Friends and family tell me that they don’t have the constitution for entrepreneurship, that it’s too scary. It’s risky and unpredictable. Let me be clear, while it’s been 4 years since I’ve had a traditional 9-5 and the associated stable paycheck, it remains pretty terrifying. Petting my Chase.com homepage in lieu of doing business forecasting was my way of shutting my eyes to the very real uncertainty that comes with entrepreneurship.

It’s not just accounting that scares me. Right now, I’m developing a major e-learning series focused on supporting y’all in negotiating everything from maternity leave to a promotion. I’m seriously excited to give more people tools to find their authentic negotiating voices. What scares me is that my personality and hands-on approach won’t translate to the online format. So much of what makes me good at my job is empathizing, really listening, and engaging the audience -- whether that’s talking someone through asking for a raise or presenting to hundreds of attorneys. While my colleague, Kate, assures me that my personality and compassion will come through, at 3am as I write in this Houston hotel room, I’m terrified. I’m doing it anyway.

Frankly, success scares me. After Friday’s keynote for the Texas Women Rainmakers, I was so fulfilled and excited by the connection I’d created with this inspiring audience that I just wanted to stand in starfish pose (pictured above), legs and arms spread wide looking up at the sky. Friday’s talk was a reminder that I’ve created a role for myself that perfectly aligns with my skills, interests, and values. I’m wonderfully fortunate to have seen the success I have already, and I was humbled Friday to have multiple women say I’m a natural public speaker and suggest I need a TED talk.

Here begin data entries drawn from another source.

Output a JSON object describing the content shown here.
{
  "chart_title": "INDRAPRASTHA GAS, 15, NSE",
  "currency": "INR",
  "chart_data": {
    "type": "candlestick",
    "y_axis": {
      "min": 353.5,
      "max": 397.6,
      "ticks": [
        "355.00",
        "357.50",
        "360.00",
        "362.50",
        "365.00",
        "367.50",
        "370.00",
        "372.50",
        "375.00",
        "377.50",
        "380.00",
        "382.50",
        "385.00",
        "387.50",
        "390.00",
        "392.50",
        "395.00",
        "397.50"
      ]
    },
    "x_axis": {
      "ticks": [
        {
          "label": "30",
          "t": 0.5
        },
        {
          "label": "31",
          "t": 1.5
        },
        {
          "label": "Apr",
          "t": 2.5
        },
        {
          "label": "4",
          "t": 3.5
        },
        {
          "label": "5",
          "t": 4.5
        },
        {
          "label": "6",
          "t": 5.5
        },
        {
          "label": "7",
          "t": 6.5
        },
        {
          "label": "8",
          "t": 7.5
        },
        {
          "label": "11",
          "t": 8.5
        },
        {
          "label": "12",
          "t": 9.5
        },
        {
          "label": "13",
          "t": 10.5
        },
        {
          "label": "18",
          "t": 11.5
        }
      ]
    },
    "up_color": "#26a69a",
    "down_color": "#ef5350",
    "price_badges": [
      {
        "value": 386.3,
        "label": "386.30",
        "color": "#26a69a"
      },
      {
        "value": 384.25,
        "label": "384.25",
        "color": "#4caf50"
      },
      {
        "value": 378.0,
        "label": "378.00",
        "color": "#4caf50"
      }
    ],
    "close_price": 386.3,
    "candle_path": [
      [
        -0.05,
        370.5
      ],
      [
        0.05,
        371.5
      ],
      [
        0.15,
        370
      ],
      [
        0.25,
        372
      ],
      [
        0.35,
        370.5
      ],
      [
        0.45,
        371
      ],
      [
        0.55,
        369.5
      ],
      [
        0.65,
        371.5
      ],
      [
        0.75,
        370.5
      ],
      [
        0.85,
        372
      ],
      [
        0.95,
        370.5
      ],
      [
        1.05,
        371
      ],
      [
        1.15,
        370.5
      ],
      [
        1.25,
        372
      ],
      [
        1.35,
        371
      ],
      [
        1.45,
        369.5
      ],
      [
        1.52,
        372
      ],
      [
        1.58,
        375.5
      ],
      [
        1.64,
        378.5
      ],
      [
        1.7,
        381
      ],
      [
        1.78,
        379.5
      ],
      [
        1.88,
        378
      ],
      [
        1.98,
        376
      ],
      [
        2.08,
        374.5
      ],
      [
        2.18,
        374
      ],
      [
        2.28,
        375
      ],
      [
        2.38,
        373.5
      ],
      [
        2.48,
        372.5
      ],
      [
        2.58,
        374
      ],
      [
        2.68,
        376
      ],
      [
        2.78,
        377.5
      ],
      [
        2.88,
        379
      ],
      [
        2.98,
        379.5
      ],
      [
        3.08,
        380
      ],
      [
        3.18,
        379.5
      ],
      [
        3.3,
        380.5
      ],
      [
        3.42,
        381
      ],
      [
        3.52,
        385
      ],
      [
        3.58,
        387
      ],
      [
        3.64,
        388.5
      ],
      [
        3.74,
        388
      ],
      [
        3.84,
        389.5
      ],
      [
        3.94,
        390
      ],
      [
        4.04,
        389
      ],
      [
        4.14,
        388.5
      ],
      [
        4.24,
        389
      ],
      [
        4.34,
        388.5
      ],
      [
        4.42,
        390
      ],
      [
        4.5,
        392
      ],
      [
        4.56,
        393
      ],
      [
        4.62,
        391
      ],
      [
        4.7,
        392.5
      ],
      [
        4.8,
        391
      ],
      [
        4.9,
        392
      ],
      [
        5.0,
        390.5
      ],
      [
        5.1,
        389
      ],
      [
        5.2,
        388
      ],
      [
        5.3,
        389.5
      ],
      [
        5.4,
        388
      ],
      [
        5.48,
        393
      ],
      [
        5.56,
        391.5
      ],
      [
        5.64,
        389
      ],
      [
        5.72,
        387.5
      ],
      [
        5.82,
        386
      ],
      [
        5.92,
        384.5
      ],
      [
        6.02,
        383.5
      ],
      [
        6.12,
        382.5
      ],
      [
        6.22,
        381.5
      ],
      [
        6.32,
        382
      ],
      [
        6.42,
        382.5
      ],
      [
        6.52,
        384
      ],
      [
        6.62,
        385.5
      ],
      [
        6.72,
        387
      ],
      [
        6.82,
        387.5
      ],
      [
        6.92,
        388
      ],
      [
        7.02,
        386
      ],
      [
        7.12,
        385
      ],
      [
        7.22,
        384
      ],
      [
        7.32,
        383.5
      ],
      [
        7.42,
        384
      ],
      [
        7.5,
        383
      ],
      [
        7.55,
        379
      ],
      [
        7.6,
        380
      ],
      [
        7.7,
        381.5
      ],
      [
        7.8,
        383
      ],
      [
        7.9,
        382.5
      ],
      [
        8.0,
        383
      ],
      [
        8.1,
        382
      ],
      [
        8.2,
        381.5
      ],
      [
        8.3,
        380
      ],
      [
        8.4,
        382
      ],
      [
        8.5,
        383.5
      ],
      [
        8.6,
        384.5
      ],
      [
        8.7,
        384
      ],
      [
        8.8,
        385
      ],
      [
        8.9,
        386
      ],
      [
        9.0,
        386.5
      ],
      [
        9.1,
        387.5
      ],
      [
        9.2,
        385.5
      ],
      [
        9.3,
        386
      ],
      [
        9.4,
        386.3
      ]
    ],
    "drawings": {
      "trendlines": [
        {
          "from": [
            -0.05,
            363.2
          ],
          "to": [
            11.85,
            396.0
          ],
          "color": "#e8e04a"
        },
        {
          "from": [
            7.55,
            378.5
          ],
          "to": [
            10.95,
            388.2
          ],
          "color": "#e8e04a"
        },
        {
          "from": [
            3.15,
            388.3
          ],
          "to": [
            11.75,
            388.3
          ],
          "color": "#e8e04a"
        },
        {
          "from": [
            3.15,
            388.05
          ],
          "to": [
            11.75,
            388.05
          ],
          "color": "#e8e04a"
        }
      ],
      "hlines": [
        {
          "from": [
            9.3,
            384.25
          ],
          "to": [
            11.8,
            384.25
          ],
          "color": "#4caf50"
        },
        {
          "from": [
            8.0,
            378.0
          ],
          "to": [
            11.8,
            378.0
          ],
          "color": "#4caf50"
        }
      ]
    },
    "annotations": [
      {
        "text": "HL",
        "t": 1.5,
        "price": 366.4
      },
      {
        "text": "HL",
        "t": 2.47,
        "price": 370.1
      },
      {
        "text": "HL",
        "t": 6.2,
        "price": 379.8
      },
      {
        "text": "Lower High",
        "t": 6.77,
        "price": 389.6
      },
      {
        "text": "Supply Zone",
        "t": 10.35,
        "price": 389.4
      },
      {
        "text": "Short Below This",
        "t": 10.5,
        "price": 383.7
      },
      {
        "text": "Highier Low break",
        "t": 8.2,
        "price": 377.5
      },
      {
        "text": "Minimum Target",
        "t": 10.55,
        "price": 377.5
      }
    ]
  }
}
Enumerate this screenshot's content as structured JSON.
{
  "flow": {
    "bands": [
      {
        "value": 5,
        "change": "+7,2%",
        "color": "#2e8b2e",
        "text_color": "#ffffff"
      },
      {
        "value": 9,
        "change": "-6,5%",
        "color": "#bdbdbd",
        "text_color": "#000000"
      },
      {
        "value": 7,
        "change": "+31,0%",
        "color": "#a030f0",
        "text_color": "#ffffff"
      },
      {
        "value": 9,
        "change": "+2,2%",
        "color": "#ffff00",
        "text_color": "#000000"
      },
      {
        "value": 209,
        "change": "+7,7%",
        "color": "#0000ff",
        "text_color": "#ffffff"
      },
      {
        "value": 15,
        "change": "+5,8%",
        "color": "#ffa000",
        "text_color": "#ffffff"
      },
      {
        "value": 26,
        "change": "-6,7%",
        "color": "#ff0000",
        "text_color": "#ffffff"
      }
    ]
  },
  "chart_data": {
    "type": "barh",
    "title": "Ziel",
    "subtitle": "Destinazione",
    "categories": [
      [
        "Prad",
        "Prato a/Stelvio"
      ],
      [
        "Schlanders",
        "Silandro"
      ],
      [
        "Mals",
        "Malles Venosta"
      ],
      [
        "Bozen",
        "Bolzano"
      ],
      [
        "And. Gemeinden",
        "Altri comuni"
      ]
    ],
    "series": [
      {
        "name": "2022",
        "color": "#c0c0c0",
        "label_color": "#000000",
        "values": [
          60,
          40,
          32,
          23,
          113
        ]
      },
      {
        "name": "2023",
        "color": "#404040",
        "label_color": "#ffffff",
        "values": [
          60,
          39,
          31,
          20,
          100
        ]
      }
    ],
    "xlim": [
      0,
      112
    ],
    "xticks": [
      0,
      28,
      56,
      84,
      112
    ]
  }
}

The joyful fulfillment I felt Friday was a powerful juxtaposition to the insecurity and fear that overwhelmed me after my major consulting contract ended on March 15. At my most scared and fragile, I was crying in a ball sitting on the kitchen floor because a chair was too overwhelming. There's a duality to that fear and confidence. In that moment (either that intense kitchen floor fear or Friday’s starfish confidence) I have to remind myself that this is a pinpoint in time. I’m not always going to feel like this.

I'm scared a lot of the time. This business is growing and changing rapidly. Sometimes it feels like I'm blasting off in a rocket with limited control, basically having a seizure as the engines reverberate. Other times, especially while I’m actually giving a speech, I feel totally comfortable and in my element.

Whatever this next adventure may bring -- whether it's more Scrooge McDuck moments nervously petting my bank account, or more conferences with auditoriums full of brilliant women -- I’m scared, but I’m doing it anyway.

What’s scaring you right now? Are you gonna do it anyway?